Lying in bed last night in the dark, my mind roiling, I stilled myself by praying.  I know I've written more than once about unanswered prayers, but the impulse is still strong in me, I guess, at moments like these.  I was once a little Catholic girl praying in the dark, reaching my hand up to take God's hand to quell my fear, like my brother Andy instructed.  I still sleep with my right hand curled up around empty space.  I whispered an incantation, calling in all the forces of human and nature and unknown I'd drawn upon during my cancer journey and sent them to L.  And when I still couldn't sleep, I turned on the light and reached for my phone.  I don't know why I did it.  Maybe just to check the time.  But the e-mail popped up and there was a message from my oncologist.  There were the reassuring words L. needed, just two brief sentences sent from his I-Pad at 11 pm.  No mush, no love, no sentiment, just the unexpected answer to a prayer in that moment.  Is it just me, or is this world telling me again and again to look here for solace?  But I can't help myself.  I still glance out the window and half-expect to see the tendril of a prayer drifting up like a lost balloon.  A gust of hope still carries the wish that Trudy will somehow intercede on behalf of L.  But the answer comes from right here on earth.  The ordinary, everyday miracle in a storm of hurt.  And we rest on just that.  And sometimes it's even enough.

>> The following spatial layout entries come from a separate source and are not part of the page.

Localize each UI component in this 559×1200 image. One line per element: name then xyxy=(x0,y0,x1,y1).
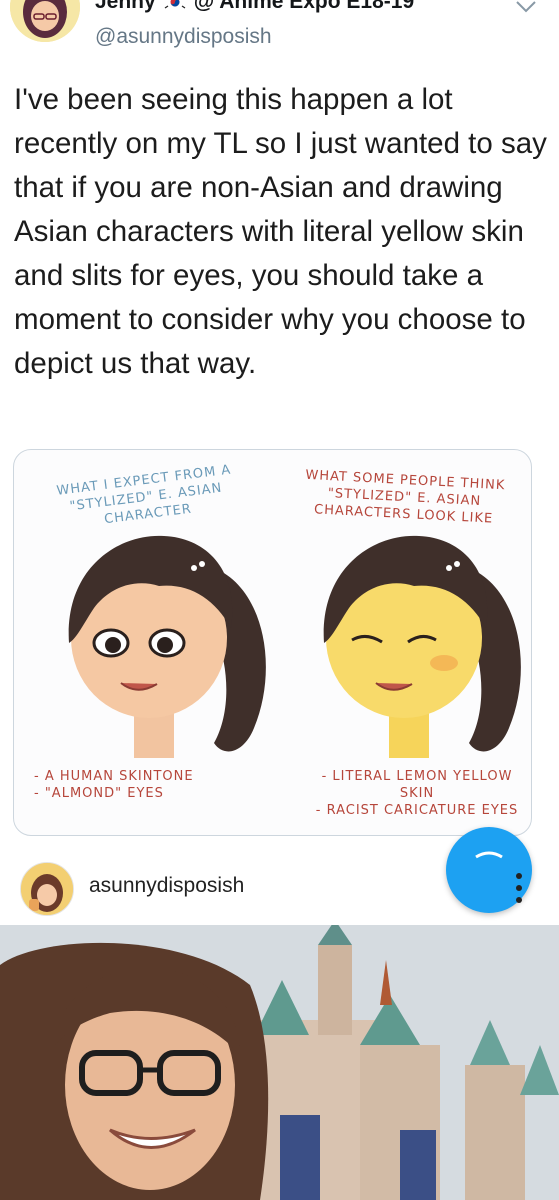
right-note-line-2: SKIN xyxy=(399,786,435,801)
right-caption-bottom: - LITERAL LEMON YELLOW SKIN - RACIST CAR… xyxy=(302,768,531,819)
instagram-post-header: asunnydisposish xyxy=(0,862,559,924)
avatar-illustration xyxy=(21,863,73,915)
selfie-castle-photo xyxy=(0,925,559,1200)
left-caption-top: WHAT I EXPECT FROM A "STYLIZED" E. ASIAN… xyxy=(34,459,259,536)
instagram-photo[interactable] xyxy=(0,925,559,1200)
right-caption-top: WHAT SOME PEOPLE THINK "STYLIZED" E. ASI… xyxy=(291,466,518,529)
tweet-display-name[interactable]: Jenny @ Anime Expo E18-19 xyxy=(95,0,414,14)
avatar-illustration xyxy=(10,0,80,42)
right-portrait-illustration xyxy=(323,535,521,758)
tweet-text: I've been seeing this happen a lot recen… xyxy=(14,83,547,380)
chevron-down-icon[interactable] xyxy=(514,0,538,14)
tweet-handle[interactable]: @asunnydisposish xyxy=(95,25,272,49)
tweet-avatar[interactable] xyxy=(10,0,80,42)
display-name-text: Jenny xyxy=(95,0,156,13)
more-options-icon[interactable] xyxy=(510,868,528,908)
person-illustration xyxy=(0,942,269,1200)
tweet-media-card[interactable]: WHAT I EXPECT FROM A "STYLIZED" E. ASIAN… xyxy=(13,449,532,836)
instagram-avatar[interactable] xyxy=(20,862,74,916)
left-caption-bottom: - A HUMAN SKINTONE - "ALMOND" EYES xyxy=(34,768,234,802)
left-note-skintone: - A HUMAN SKINTONE xyxy=(34,769,194,784)
instagram-username[interactable]: asunnydisposish xyxy=(89,874,244,898)
left-note-eyes: - "ALMOND" EYES xyxy=(34,786,164,801)
south-korea-flag-icon xyxy=(161,0,188,11)
right-note-line-3: - RACIST CARICATURE EYES xyxy=(315,803,519,818)
left-portrait-illustration xyxy=(68,535,266,758)
right-note-line-1: - LITERAL LEMON YELLOW xyxy=(321,769,513,784)
display-name-suffix: @ Anime Expo E18-19 xyxy=(193,0,415,13)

Yesterday's reading from The Book of Awakening by Mark Nepo stopped me short when I read it a day late, after yoga.  I sat at the coffee shop in my sopping yoga clothes and read it aloud to Phoebe and Mara between spoonfuls of white bean soup.  Here are some excerpts:

"It is hard when in pain to believe that all we ever need is before us, around us, within us.  And yet it is true.  Like leafless trees waiting for morning, something as great and as constant as the Earth turns us ever so slowly toward the light . . . Never was this more painfully true for me than during the aftermath of my first chemo treatment.  I was in a Holiday Inn at five in the morning after 24 hours of vomiting every twenty minutes.  I was slumped on the floor, holding the space of a rib that had been removed three weeks earlier.  And my wife--in anger, in panic, in desperation--called out, "Where is God?"  And from some unknown place in me, through my pale slouched form, I uttered, 'Here . . . right here.'  . . . Time and again, we are asked to outlast what we want and hope for, in order to see what's there.  It is enough."

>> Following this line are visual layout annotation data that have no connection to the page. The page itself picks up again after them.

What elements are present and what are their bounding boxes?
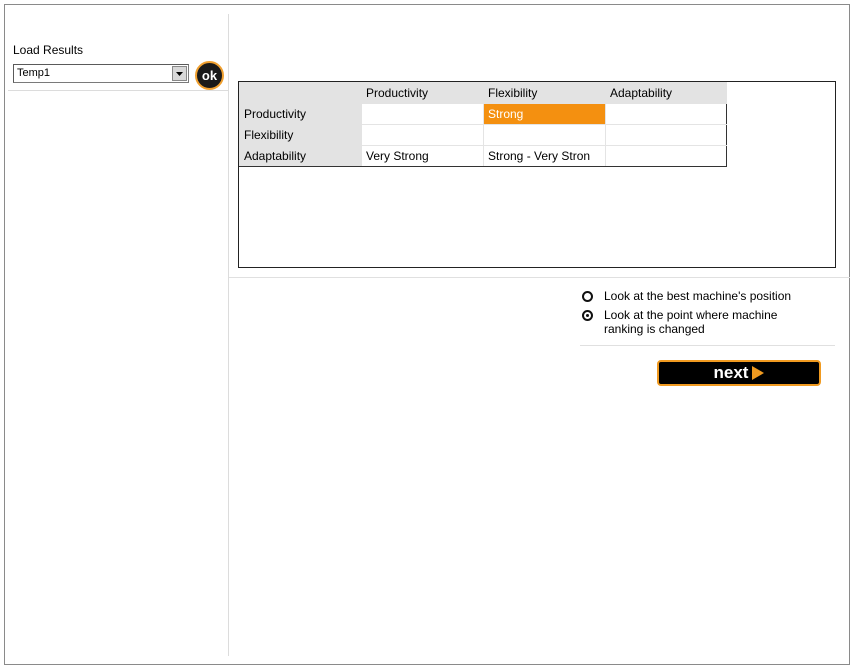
comparison-matrix: Productivity Flexibility Adaptability Pr… <box>239 82 727 167</box>
radio-unchecked-icon[interactable] <box>582 291 593 302</box>
dropdown-value: Temp1 <box>17 67 51 79</box>
option-ranking-change[interactable]: Look at the point where machine ranking … <box>582 308 794 336</box>
matrix-cell[interactable] <box>605 124 727 146</box>
row-header: Productivity <box>239 103 362 125</box>
dropdown-arrow-icon[interactable] <box>172 66 187 81</box>
column-header: Flexibility <box>483 82 606 104</box>
row-header: Adaptability <box>239 145 362 167</box>
column-header: Productivity <box>361 82 484 104</box>
right-divider <box>229 277 850 278</box>
matrix-cell[interactable] <box>483 124 606 146</box>
matrix-row: Productivity Strong <box>239 103 727 125</box>
option-best-position[interactable]: Look at the best machine's position <box>582 289 791 303</box>
next-button[interactable]: next <box>657 360 821 386</box>
matrix-cell[interactable] <box>605 103 727 125</box>
option-label: Look at the point where machine ranking … <box>604 308 778 336</box>
matrix-cell[interactable] <box>361 103 484 125</box>
left-divider <box>8 90 228 91</box>
play-arrow-icon <box>752 366 765 380</box>
vertical-divider <box>228 14 229 656</box>
ok-button[interactable]: ok <box>195 61 224 90</box>
row-header: Flexibility <box>239 124 362 146</box>
matrix-header-row: Productivity Flexibility Adaptability <box>239 82 727 104</box>
radio-checked-icon[interactable] <box>582 310 593 321</box>
option-label: Look at the best machine's position <box>604 289 792 303</box>
comparison-matrix-panel: Productivity Flexibility Adaptability Pr… <box>238 81 836 268</box>
matrix-cell[interactable] <box>361 124 484 146</box>
options-divider <box>580 345 835 346</box>
column-header: Adaptability <box>605 82 727 104</box>
matrix-corner <box>239 82 362 104</box>
load-results-label: Load Results <box>13 43 84 57</box>
next-label: next <box>713 363 749 382</box>
matrix-cell-selected[interactable]: Strong <box>483 103 606 125</box>
matrix-row: Adaptability Very Strong Strong - Very S… <box>239 145 727 167</box>
matrix-cell[interactable]: Very Strong <box>361 145 484 167</box>
load-results-dropdown[interactable]: Temp1 <box>13 64 189 83</box>
matrix-row: Flexibility <box>239 124 727 146</box>
matrix-cell[interactable]: Strong - Very Stron <box>483 145 606 167</box>
matrix-cell[interactable] <box>605 145 727 167</box>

I believe it wasn't just Mark Nepo's enlightened response that created the agonizing miracle he describes in that story, but just as much his wife's angry question.  It's not just the "spiritual" but the gritty, not just the spectacular sunset but the dingy gray one, not just the wind moving through you but the rage, not just the sympathetic ear but the straight answer e-mailed at 11 pm on Good Friday (which in my experience, is never good; take the '64 earthquake in Alaska, and the Exxon Valdez oil spill, and my grandmother's death).  In a moment of laughter at the end of our conversation last night, L. said, "Well, I guess I really got Good-Friday-ed today."  I said, "Well, at least you won't have to live through that one again."  And the answered prayer was the clock pushing past midnight into another day.  And the answered prayer waking into another ordinary, difficult, scary resurrection.